Disproves if the app consistently sees injected identity headers after callback.

Validation steps:

  1. Validate the request path is truly traversing App Service Authentication.
  2. Confirm the app is not bypassing the front end with unsupported direct assumptions.
  3. Check token store or forwarded header expectations only after provider sign-in is confirmed healthy.

H4: Authorization mismatch after successful authentication

Proves if the user signs in but only protected routes or specific roles fail.

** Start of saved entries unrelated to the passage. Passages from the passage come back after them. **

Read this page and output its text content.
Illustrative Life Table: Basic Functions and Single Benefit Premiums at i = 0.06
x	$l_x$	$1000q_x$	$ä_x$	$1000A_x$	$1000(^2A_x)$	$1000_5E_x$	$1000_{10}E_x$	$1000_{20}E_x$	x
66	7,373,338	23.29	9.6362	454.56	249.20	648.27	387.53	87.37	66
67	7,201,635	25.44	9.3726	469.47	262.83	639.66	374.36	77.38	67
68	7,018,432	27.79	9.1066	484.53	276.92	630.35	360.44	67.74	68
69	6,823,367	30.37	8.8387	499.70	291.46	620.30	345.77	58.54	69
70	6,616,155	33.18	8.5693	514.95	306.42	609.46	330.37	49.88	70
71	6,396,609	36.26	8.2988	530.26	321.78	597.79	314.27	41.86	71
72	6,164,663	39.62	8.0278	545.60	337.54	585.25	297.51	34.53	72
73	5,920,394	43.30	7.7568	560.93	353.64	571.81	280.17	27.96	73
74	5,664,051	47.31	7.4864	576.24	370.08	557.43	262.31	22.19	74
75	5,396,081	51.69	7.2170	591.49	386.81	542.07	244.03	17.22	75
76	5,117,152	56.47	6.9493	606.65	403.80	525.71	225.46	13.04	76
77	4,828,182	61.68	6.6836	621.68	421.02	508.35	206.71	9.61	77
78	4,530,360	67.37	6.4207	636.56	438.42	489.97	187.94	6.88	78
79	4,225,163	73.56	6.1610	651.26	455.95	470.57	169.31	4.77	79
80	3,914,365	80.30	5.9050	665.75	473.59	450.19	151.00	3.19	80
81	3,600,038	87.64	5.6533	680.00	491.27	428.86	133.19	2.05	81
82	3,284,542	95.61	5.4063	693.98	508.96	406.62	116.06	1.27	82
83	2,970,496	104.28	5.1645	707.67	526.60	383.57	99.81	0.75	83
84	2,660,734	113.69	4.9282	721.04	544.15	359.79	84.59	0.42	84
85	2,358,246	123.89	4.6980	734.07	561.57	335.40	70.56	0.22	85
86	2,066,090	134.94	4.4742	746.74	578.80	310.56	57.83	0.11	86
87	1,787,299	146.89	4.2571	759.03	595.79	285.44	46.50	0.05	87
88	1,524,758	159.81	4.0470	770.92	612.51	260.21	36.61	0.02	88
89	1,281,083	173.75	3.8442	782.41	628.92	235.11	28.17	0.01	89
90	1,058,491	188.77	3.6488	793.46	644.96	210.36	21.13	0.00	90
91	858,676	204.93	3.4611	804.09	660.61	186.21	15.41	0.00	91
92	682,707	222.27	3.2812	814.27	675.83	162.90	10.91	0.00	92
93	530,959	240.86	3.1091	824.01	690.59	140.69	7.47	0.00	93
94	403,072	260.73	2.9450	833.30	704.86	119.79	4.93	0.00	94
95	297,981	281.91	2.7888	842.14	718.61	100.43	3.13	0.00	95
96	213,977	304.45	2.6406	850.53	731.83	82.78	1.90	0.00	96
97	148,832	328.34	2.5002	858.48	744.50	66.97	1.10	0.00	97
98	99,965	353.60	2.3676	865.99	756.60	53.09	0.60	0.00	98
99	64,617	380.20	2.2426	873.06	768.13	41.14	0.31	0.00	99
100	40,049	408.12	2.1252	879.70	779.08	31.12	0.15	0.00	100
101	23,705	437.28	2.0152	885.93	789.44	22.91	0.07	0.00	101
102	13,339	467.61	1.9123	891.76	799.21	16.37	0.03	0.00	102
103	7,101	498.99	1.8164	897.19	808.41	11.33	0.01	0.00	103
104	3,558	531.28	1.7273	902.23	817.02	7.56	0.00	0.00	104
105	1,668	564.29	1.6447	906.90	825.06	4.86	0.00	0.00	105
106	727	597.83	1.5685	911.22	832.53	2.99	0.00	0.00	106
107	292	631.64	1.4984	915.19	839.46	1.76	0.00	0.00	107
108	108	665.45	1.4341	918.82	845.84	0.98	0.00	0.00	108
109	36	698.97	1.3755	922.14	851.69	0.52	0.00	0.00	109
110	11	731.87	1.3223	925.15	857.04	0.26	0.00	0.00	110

Disproves if all login attempts fail before callback or header injection.

Validation steps:

  1. Compare required roles, audiences, and claims to the actual principal.
  2. Inspect app-side token validation errors.
  3. Test with a user known to have the intended group or app-role assignment.

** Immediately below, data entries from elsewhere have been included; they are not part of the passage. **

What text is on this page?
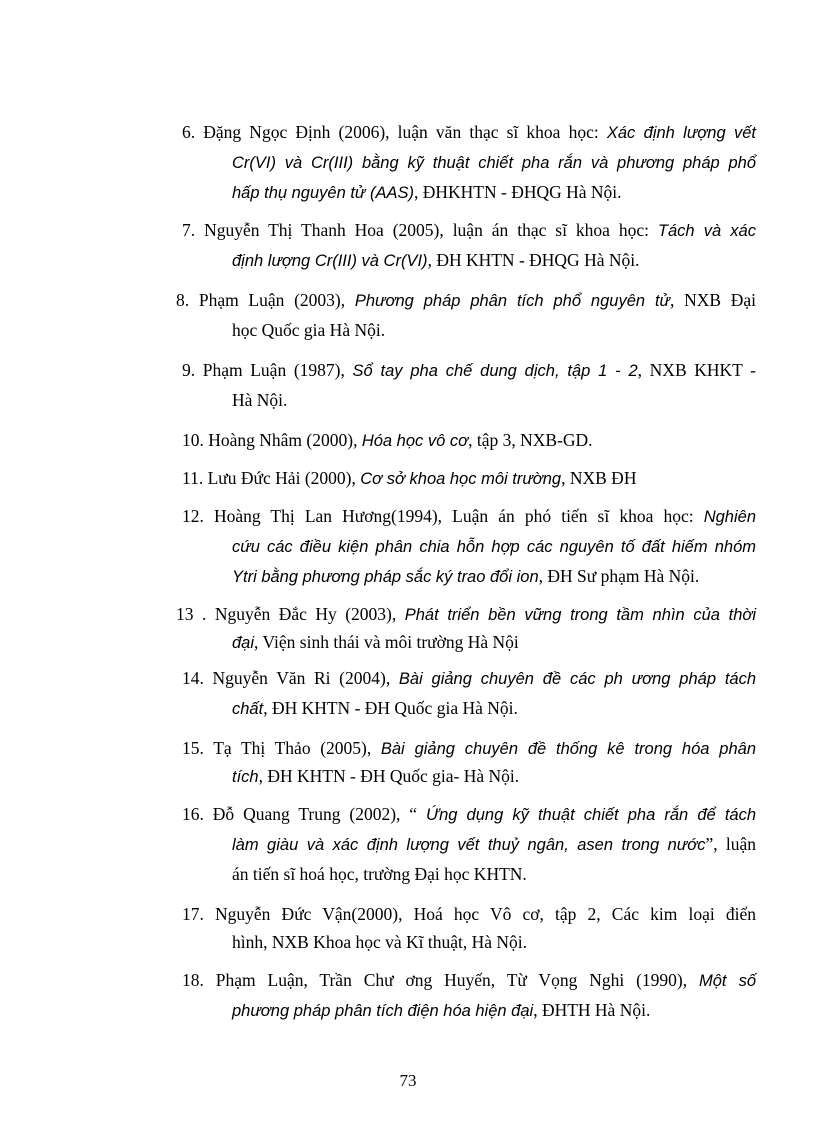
6. Đặng Ngọc Định (2006), luận văn thạc sĩ khoa học: Xác định lượng vết
Cr(VI) và Cr(III) bằng kỹ thuật chiết pha rắn và phương pháp phổ
hấp thụ nguyên tử (AAS), ĐHKHTN - ĐHQG Hà Nội.
7. Nguyễn Thị Thanh Hoa (2005), luận án thạc sĩ khoa học: Tách và xác
định lượng Cr(III) và Cr(VI), ĐH KHTN - ĐHQG Hà Nội.
8. Phạm Luận (2003), Phương pháp phân tích phổ nguyên tử, NXB Đại
học Quốc gia Hà Nội.
9. Phạm Luận (1987), Sổ tay pha chế dung dịch, tập 1 - 2, NXB KHKT -
Hà Nội.
10. Hoàng Nhâm (2000), Hóa học vô cơ, tập 3, NXB-GD.
11. Lưu Đức Hải (2000), Cơ sở khoa học môi trường, NXB ĐH
12. Hoàng Thị Lan Hương(1994), Luận án phó tiến sĩ khoa học: Nghiên
cứu các điều kiện phân chia hỗn hợp các nguyên tố đất hiếm nhóm
Ytri bằng phương pháp sắc ký trao đổi ion, ĐH Sư phạm Hà Nội.
13 . Nguyễn Đắc Hy (2003), Phát triển bền vững trong tầm nhìn của thời
đại, Viện sinh thái và môi trường Hà Nội
14. Nguyễn Văn Ri (2004), Bài giảng chuyên đề các ph ương pháp tách
chất, ĐH KHTN - ĐH Quốc gia Hà Nội.
15. Tạ Thị Thảo (2005), Bài giảng chuyên đề thống kê trong hóa phân
tích, ĐH KHTN - ĐH Quốc gia- Hà Nội.
16. Đỗ Quang Trung (2002), “ Ứng dụng kỹ thuật chiết pha rắn để tách
làm giàu và xác định lượng vết thuỷ ngân, asen trong nước”, luận
án tiến sĩ hoá học, trường Đại học KHTN.
17. Nguyễn Đức Vận(2000), Hoá học Vô cơ, tập 2, Các kim loại điển
hình, NXB Khoa học và Kĩ thuật, Hà Nội.
18. Phạm Luận, Trần Chư ơng Huyến, Từ Vọng Nghi (1990), Một số
phương pháp phân tích điện hóa hiện đại, ĐHTH Hà Nội.
73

7. Likely Root Cause Patterns

Pattern Evidence Resolution
Redirect URI mismatch AADSTS50011 in callback flow Update Entra app registration and App Service host assumptions.
Wrong unauthenticated action Browser/API challenge behavior is unexpected Align auth policy with app type.
Missing identity headers Login appears successful but app sees anonymous request Ensure request flows through Easy Auth and app expects X-MS-* only in App Service.
Claim or audience mismatch 403 or IDX errors after login Fix app roles, allowed audiences, or issuer validation.
Dual auth layers Redirect loops or conflicting challenges Simplify to one clear authentication boundary.

8. Immediate Mitigations

  1. If production login is broken, revert the most recent auth configuration or provider registration change.
  2. For redirect URI errors, fix the callback URLs before changing token validation logic.
  3. If only specific protected APIs fail, temporarily relax app-side authorization only when business risk permits and only long enough to restore service.
  4. Remove duplicate redirect or auth middleware that competes with Easy Auth.
  5. Re-test with one known-good user and capture the full callback path before widening changes.

9. Prevention

Prevention checklist

  • [ ] Keep App Service auth settings and Entra app registration changes under change control.
  • [ ] Document canonical hostnames and callback URLs for every environment.
  • [ ] Test both browser sign-in and API authorization paths after changes.
  • [ ] Monitor spikes in 401, 403, and callback failures.
  • [ ] Avoid stacking multiple authentication layers unless the ownership boundary is explicit.